Im Vogelbestand sind zwei Grünflügeltauben geschlüpft. Nachdem eine davon der Sumbawadrossel zum Opfer fiel, wurde diese aus der Voliere verbannt. Das zweite Küken wächst nun sehr gut heran. Außerdem sind die ersten beiden Nachzuchten bei den Rosapelikanen geschlüpft. Diese sind erst wenige Tage alt, und noch sehr klein – folglich schwer zu sehen. Bilder werden dann mit der nächsten Ausgabe des Newsletters nachgereicht.
Bei den Reptilien schlüpften zwei Stirnlappenbasilisken. Außerdem wurde das erste Ei bei den Rosapelikanen gefunden.

Beim Vogelbestand hat sich einiges getan, allerdings sind die Tiere größtenteils noch in der Quarantäne, und noch nicht für die Besucher zu sehen: So kam ein männlicher Jungfernkranich aus Blackpool (GB), aus Irgenöd kam ein weibliches Rosenköpfchen und aus dem Zoo Neuwied eine weibliche Straußwachtel als Paarpartner für das Augsburger Männchen.
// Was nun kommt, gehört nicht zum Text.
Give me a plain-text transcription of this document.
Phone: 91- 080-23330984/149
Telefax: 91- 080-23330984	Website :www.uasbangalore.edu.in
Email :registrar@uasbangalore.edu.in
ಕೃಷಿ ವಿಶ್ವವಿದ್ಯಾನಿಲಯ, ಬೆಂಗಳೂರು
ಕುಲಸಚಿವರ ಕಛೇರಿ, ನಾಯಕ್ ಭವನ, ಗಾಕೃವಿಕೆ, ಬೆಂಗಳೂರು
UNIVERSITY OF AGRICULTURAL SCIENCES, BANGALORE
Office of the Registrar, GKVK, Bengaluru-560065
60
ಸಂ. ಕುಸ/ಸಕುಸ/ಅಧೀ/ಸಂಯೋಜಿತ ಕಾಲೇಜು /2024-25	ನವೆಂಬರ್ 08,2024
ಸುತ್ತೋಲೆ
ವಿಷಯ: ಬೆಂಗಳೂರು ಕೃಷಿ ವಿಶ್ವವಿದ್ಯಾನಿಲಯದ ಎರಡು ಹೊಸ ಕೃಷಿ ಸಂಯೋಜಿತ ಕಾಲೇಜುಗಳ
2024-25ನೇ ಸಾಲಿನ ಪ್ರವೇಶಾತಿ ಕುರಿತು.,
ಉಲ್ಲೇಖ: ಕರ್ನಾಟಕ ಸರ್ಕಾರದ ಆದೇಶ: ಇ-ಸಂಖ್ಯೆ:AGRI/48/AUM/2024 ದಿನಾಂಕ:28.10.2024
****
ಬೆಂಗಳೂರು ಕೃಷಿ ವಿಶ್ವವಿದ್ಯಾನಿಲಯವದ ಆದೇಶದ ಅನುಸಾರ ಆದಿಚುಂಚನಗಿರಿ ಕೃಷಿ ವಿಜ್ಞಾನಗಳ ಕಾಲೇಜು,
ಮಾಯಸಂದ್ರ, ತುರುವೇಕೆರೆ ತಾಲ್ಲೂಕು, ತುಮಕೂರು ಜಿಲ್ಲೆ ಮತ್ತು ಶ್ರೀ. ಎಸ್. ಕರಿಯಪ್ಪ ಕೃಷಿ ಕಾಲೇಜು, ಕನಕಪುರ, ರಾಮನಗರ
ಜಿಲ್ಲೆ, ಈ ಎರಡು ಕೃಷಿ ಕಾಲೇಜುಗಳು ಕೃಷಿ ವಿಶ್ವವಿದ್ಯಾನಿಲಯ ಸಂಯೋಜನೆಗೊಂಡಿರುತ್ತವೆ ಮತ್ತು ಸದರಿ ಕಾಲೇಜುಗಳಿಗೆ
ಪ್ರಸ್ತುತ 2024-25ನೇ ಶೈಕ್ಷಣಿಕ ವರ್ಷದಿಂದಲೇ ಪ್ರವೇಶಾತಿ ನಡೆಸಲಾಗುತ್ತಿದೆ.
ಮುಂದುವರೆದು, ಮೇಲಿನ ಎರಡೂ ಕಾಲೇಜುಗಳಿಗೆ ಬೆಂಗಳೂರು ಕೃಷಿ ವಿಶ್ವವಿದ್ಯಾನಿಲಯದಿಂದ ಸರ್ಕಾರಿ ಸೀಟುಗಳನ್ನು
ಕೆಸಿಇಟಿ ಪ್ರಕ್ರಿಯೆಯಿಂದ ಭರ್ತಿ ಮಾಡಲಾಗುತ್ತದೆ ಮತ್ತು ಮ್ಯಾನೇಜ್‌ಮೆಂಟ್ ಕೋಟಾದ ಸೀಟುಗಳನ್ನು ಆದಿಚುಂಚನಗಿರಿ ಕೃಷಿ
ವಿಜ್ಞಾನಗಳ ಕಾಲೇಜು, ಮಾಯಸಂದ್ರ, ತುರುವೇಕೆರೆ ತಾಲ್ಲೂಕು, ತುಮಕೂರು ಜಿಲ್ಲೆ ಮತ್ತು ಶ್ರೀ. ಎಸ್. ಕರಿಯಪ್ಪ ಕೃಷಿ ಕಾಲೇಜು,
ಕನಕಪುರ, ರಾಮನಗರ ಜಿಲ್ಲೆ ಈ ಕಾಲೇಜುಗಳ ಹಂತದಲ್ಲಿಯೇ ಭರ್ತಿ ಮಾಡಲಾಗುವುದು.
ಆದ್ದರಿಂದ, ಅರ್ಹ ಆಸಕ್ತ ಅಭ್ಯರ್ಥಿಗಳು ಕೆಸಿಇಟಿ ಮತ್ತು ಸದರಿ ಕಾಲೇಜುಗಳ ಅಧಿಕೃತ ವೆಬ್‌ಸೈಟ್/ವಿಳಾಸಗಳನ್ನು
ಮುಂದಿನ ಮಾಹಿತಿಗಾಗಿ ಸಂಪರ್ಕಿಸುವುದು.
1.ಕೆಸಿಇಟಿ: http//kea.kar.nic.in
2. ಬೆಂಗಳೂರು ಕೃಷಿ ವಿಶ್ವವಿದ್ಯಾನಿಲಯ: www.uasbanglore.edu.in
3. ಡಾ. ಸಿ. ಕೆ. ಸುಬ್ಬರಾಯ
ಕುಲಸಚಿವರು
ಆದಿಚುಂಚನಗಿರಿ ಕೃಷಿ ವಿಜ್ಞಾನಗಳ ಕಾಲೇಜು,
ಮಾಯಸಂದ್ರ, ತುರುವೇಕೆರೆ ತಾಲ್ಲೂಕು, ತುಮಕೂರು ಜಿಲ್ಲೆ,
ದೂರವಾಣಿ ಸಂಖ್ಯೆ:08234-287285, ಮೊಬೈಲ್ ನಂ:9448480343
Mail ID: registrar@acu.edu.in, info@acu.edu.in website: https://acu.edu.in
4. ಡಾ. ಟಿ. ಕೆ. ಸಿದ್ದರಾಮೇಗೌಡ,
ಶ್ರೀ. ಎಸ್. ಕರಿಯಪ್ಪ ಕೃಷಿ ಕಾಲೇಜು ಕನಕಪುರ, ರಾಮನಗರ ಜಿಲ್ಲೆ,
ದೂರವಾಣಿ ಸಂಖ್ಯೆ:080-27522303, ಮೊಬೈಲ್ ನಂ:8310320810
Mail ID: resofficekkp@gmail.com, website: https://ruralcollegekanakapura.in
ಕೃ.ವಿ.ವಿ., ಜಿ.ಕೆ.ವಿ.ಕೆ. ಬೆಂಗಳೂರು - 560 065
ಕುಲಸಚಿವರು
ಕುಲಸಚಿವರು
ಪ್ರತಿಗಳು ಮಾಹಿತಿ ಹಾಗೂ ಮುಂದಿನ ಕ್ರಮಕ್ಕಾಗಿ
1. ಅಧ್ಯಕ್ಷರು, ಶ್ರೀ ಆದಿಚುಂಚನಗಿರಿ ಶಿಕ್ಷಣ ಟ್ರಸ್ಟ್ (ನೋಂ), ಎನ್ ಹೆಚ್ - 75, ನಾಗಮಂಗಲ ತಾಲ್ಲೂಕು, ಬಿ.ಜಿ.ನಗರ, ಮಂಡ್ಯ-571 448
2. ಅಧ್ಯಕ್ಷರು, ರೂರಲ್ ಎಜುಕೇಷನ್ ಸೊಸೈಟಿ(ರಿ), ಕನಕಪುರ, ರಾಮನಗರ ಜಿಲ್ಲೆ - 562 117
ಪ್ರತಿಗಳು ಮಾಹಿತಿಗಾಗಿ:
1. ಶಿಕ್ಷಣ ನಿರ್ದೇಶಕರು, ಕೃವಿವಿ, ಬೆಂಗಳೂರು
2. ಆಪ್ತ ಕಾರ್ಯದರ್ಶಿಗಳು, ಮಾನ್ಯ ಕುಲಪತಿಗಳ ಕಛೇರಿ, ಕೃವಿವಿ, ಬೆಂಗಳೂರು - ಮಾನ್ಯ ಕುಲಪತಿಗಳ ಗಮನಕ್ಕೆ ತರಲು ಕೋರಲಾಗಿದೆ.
Aus der Wilhelma Stuttgart kam eine Anzahl Prachtfinken (Kubafinken, Braunbrustschilffinken, Dornastrilden).
Außerdem kam der Streifenhyänenmann „Aden“, der an die Zoos von Magdeburg und Schwerin ausgeliehen worden war, wieder zurück nach Augsburg.

Die weibliche Streifenhyäne ist inzwischen gut in Minsk angekommen (sie musste noch eine 30tägige Quarantäne in Tschechien durchlaufen) und hat sich dort scheinbar schon gut eingelebt. An den Zoo Chester (GB) wurde der weiblicher Mohrenmakinachwuchs abgegeben. Auch bei den Vögeln wurden die Nachzuchten an andere Zoos abgegeben: die beiden Kaptriele an den Zoo Halle und der Königsglanzstar an den Zoo Köln.

Ein weiblicher Mantelpavian hat altersbedingt so stark abgebaut, dass er eingeschläfert werden musste. Auch Augsburgs ältestes Mishmi-Takinweibchen ist verstorben.
Leider hat sich herausgestellt, dass die Häufung an Todesfällen bei den Degus durch eine bakterielle Infektion verursacht wurde. Daher wird die Haltung der Degus beendet.
Im Vogelbestand verstarb außer der oben bereits genannten Grünflügeltaube noch eine Schneegans.

Durch den kurzfristigen Wintereinbruch in den letzten Tagen (und den vorhergehenden Feiertagen) passierte beim Anbau des Giraffenhauses nichts Wesentliches. Allerdings sind die Schieberführungen inzwischen eingebaut und die Heizung wurde eingeschaltet. Zur Zeit wird von den Zoohandwerkern der Besucherbereich und das Erdmännchengehege renoviert.
Bei der neuen Flamingoüberwinterung erfolgte inzwischen die Bodenbeschichtung und der Vorraum wurde gefliest. In nächster Zeit werden die Elektroinstallationen fertig gestellt werden.
Nachdem die Fenneks viele Wochen hinter den Kulissen zugebracht haben, durften sie endlich ihr völlig umgebautes Gehege beziehen. Der Außenbereich entspricht nun eher dem natürlichen Lebensraum der Füchse.
Am kommenden Freitag sind die ersten Submissionen für den Neubau der Elefantenanlage. Kurz danach wird mit dem Abriss der bestehenden Stallungen und den erforderlichen Baumfällungen begonnen.

Im Jahr 2017 passierten insgesamt 627.102 Personen den Zooeingang. Erwartungsgemäß etwas schlechter als das Rekordjahr 2016, das mit zwei kleinen Nashörnern und der Eröffnung von WasSerleben für einen Rekord prädestiniert war. Dennoch bedeutet das oben genannte Ergebnis die zweitbeste Besucherzahl seit Bestehen des Zoo Augsburg.